自分の遺伝的な傾向を知る手段の1つが、遺伝子検査です。検査で何が分かり、何が分からないのかは、遺伝子検査とは何かを解説した記事で整理しています。HUMEDITの事業や取り組みは事業紹介ページでも紹介しています。
遺伝子を正しく理解するための3つのポイント
遺伝子は「体の設計図の一部」であり、単独ですべてを決めるものではありません。ここまでの内容を、3つの要点に整理します。迷ったときに立ち返る土台として使ってください。
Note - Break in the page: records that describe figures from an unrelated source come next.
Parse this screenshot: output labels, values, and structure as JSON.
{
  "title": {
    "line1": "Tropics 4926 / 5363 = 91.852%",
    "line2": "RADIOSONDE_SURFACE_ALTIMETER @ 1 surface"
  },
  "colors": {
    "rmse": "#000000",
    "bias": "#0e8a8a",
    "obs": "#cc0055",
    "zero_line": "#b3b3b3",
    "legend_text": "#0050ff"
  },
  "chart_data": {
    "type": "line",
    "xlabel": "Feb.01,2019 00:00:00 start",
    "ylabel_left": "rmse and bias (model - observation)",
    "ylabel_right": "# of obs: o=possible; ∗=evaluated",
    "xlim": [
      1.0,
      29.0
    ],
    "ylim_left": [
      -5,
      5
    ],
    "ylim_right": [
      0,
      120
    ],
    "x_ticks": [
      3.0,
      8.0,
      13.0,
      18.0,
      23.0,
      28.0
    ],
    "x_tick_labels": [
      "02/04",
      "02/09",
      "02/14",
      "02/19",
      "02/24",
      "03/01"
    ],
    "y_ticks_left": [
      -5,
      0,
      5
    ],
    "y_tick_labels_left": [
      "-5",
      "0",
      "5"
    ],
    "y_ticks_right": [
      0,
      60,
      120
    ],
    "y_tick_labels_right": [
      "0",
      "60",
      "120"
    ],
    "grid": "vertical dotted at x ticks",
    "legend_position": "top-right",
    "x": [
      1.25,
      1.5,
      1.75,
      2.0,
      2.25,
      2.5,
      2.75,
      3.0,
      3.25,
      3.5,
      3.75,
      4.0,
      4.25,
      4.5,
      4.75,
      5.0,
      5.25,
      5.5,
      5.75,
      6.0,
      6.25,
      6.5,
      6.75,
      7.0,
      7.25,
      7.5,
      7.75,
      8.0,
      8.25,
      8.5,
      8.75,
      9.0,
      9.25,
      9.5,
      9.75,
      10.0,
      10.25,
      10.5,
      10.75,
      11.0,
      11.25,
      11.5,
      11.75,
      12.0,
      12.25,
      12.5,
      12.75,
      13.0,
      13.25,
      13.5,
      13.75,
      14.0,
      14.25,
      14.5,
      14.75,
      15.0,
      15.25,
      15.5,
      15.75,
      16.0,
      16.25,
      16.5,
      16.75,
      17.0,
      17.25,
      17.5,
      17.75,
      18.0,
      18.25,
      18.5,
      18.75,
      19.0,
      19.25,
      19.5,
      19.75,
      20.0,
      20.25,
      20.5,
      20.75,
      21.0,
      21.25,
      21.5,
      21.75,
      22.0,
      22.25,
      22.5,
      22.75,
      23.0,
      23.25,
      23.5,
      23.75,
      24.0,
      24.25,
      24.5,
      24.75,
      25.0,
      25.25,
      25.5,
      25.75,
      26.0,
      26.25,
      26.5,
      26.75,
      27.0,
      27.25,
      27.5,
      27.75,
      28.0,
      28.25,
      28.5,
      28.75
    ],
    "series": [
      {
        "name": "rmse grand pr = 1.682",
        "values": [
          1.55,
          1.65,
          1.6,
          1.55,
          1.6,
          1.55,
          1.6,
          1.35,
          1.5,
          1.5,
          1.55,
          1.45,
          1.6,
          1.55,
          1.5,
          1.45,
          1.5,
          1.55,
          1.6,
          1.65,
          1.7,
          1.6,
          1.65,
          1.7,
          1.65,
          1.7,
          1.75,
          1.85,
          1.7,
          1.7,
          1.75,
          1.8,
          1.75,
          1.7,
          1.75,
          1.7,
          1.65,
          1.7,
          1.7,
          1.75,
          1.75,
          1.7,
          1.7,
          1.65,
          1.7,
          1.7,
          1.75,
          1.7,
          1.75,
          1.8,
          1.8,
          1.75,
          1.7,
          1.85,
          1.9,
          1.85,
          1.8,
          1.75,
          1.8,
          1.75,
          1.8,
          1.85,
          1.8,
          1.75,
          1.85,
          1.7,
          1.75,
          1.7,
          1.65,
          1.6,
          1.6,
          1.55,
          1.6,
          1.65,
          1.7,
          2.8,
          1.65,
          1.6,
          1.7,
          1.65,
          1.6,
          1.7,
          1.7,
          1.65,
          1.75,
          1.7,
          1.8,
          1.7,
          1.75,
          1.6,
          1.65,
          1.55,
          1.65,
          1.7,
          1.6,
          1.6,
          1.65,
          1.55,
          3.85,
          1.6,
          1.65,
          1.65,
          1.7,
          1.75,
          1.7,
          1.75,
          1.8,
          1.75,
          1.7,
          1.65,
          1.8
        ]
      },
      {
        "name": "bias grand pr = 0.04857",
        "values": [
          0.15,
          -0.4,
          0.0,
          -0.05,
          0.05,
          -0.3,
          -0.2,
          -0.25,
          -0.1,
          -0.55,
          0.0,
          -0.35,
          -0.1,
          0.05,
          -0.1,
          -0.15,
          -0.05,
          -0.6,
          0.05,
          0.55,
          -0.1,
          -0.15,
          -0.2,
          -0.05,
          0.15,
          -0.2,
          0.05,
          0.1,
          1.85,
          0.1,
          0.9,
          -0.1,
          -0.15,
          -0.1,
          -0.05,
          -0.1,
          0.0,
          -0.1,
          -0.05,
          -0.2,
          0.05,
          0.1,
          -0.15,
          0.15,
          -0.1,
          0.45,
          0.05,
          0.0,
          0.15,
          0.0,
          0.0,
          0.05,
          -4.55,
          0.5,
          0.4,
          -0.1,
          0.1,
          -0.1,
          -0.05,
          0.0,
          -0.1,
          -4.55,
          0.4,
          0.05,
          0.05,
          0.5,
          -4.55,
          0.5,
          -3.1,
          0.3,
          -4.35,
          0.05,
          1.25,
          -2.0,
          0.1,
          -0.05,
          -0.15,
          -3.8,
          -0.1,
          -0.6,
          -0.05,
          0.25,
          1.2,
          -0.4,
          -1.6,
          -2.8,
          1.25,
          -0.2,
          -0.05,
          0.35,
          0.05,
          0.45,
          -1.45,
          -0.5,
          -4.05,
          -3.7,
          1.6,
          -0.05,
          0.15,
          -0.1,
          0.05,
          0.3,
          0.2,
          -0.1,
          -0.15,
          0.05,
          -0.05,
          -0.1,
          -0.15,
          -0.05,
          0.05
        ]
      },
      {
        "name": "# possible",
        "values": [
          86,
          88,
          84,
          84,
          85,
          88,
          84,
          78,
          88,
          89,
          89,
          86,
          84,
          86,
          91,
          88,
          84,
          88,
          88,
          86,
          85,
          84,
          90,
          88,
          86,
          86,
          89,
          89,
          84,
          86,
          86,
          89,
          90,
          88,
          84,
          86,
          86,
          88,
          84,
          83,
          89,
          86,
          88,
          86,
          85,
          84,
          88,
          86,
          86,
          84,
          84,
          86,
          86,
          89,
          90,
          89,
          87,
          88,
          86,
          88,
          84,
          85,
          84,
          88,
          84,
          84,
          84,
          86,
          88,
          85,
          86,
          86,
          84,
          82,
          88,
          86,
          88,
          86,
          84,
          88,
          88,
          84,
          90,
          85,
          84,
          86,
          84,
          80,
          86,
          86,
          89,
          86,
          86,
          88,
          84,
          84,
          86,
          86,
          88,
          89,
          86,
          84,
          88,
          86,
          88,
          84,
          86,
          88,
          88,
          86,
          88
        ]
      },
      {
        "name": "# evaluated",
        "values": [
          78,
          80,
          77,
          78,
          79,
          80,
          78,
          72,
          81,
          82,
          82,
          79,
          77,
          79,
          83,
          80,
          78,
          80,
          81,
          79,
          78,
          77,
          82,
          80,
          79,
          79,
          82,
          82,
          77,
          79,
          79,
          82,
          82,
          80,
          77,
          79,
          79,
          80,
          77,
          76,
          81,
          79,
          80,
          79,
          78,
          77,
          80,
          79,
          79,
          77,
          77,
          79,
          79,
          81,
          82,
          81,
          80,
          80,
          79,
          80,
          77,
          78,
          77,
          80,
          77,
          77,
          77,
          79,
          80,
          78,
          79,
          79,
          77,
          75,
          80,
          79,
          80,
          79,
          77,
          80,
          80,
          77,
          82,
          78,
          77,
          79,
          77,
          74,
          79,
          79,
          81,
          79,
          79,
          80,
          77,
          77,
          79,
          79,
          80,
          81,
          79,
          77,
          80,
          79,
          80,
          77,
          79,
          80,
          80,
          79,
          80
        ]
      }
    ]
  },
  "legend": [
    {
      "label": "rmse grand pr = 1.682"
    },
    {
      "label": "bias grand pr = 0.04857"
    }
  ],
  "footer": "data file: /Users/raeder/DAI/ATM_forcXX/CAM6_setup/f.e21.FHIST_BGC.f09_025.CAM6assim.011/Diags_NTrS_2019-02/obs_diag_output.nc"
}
- 遺伝子はDNAの一部で、ゲノム全体から見ればごく限られた領域です。
- 主な働きはタンパク質の設計図ですが、体の特徴と1対1では結びつきません。
- 変異は誰もが持つ個性の源で、あっても必ず病気になるわけではありません。
この3点を押さえておけば、遺伝にまつわる情報に振り回されにくくなります。より深く知りたいテーマは、本文中で紹介した各解説記事へ進んでください。入り口としての全体像は、これでつかめたはずです。
よくある質問(FAQ)
遺伝子について、初めて学ぶ方からよく寄せられる質問をまとめました。短い答えで要点をつかんでから、本文に戻ると理解が深まります。
遺伝子とDNAの違いは何ですか?
DNAは情報を記録している物質そのもので、遺伝子はそのDNAの中で意味を持つ情報のまとまりです。本と文章の関係に近いと考えてください。遺伝子はDNAの一部だと押さえると混乱しません。
遺伝子は全部でいくつありますか?
ヒトでタンパク質をつくる遺伝子は、約2万個とされています。数え方によって幅があるため、おおよその目安です。ゲノム全体の約30億塩基対から見ると、遺伝子はごく一部にあたります。
遺伝子は目で見えますか?
遺伝子そのものは、肉眼では見えません。DNAが折りたたまれた染色体は、特殊な染色をして顕微鏡で観察できます。日常の中で直接見る機会はほとんどないと考えてよいでしょう。
遺伝子が変わると必ず病気になりますか?
いいえ、変異があっても必ず発症するとは限りません。多くの変異は無害で、体質の個人差を生む程度です。病気に関わる変異でも、環境や生活習慣と組み合わさって確率的に起こると考えられています。
遺伝子検査では何が分かりますか?
自分の遺伝子の並びから、体質の傾向や特定の病気へのなりやすさを推測できます。ただし、結果は「決定」ではなく「傾向」です。詳しくは遺伝子検査の解説記事を読み、気になる点は専門家に相談してください。